I'm with Simon Black when he writes about the new Canadian law that essentially makes it a human right to never be offended.

There are people out there who are just looking for opportunities to be offended. It's a victim position. Anyone who's busy actually create a happy and productive and successful life for themselves will have other things to do than clinging to feeling offended. It's catering to the lowest in us.

The whole notion that we need to regulate speech and behavior in this way is absurd. It does nothing to address the underlying problem of people being bigots or racists or what have you. Trying to outlaw the behavior just pushes everything underground where it can fester and grow. It doesn't go away. It makes it stronger. It divides societies and makes enemies of people.

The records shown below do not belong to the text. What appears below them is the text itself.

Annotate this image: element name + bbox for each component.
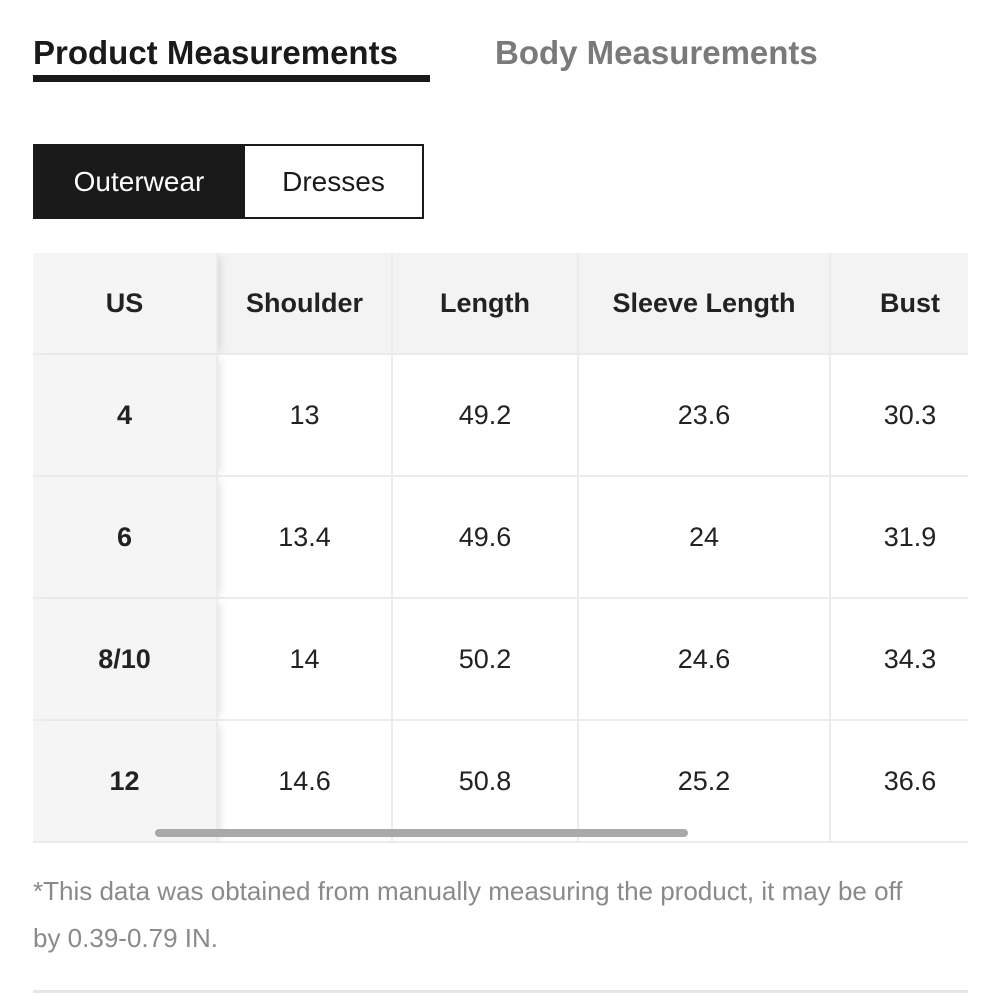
column-header: US [33, 253, 218, 355]
size-label: 6 [33, 477, 218, 599]
divider [33, 990, 968, 993]
measurement-cell: 14 [218, 599, 393, 721]
size-label: 4 [33, 355, 218, 477]
measurement-cell: 50.2 [393, 599, 579, 721]
measurement-cell: 13 [218, 355, 393, 477]
column-header: Sleeve Length [579, 253, 831, 355]
measurement-cell: 25.2 [579, 721, 831, 843]
measurement-cell: 49.6 [393, 477, 579, 599]
scrollbar[interactable] [155, 829, 688, 837]
measurement-table: US Shoulder Length Sleeve Length Bust 4 13 49.2… [33, 253, 968, 844]
measurement-cell: 30.3 [831, 355, 968, 477]
column-header: Length [393, 253, 579, 355]
measurement-cell: 31.9 [831, 477, 968, 599]
size-label: 8/10 [33, 599, 218, 721]
category-dresses[interactable]: Dresses [245, 144, 424, 219]
measurement-cell: 50.8 [393, 721, 579, 843]
size-label: 12 [33, 721, 218, 843]
measurement-cell: 36.6 [831, 721, 968, 843]
active-tab-underline [33, 75, 430, 82]
measurement-cell: 34.3 [831, 599, 968, 721]
measurement-cell: 24.6 [579, 599, 831, 721]
category-outerwear[interactable]: Outerwear [33, 144, 245, 219]
measurement-cell: 23.6 [579, 355, 831, 477]
measurement-cell: 49.2 [393, 355, 579, 477]
measurement-cell: 24 [579, 477, 831, 599]
column-header: Bust [831, 253, 968, 355]
measurement-cell: 14.6 [218, 721, 393, 843]
tab-product-measurements[interactable]: Product Measurements [33, 34, 398, 71]
tab-body-measurements[interactable]: Body Measurements [495, 34, 818, 71]
measurement-cell: 13.4 [218, 477, 393, 599]
column-header: Shoulder [218, 253, 393, 355]
footnote: *This data was obtained from manually me… [33, 876, 903, 953]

Jacob Holdt always said that the KKK were the "little racists". They were the easy ones. Spend a couple hours in a car with them, and they'd crack open and start crying like babies, spilling their guts about the abuse they suffered as a kid. That's the only reason someone would ever start to harm other human beings in that way.

The big racists are the rest of us. The mom who pulls her kid a little bit closer to her on the bus when a black man walks in. Or her breathing gets a bit more tense. Kids pick up on this stuff and internalize it. Black men are dangerous. Got it.

Even worse is if we're in denial about it. It's one thing to say openly "I notice that my body got scared when that black man walked on the bus, even though I rationally know that he's most likely a perfectly good and law-abiding man. I have a little person inside of me that gets scared when I see a black man walk on the bus, because it probably reminds me of something that happened when I was a kid. It has nothing to do with this particular man."

But most people don't. They will either justify it ("black men are more likely to be bad guys") or deny it ("I didn't do anything, I acted perfectly normal, I'm not a racist, you're seeing things that aren't there"), both of which make matters worse.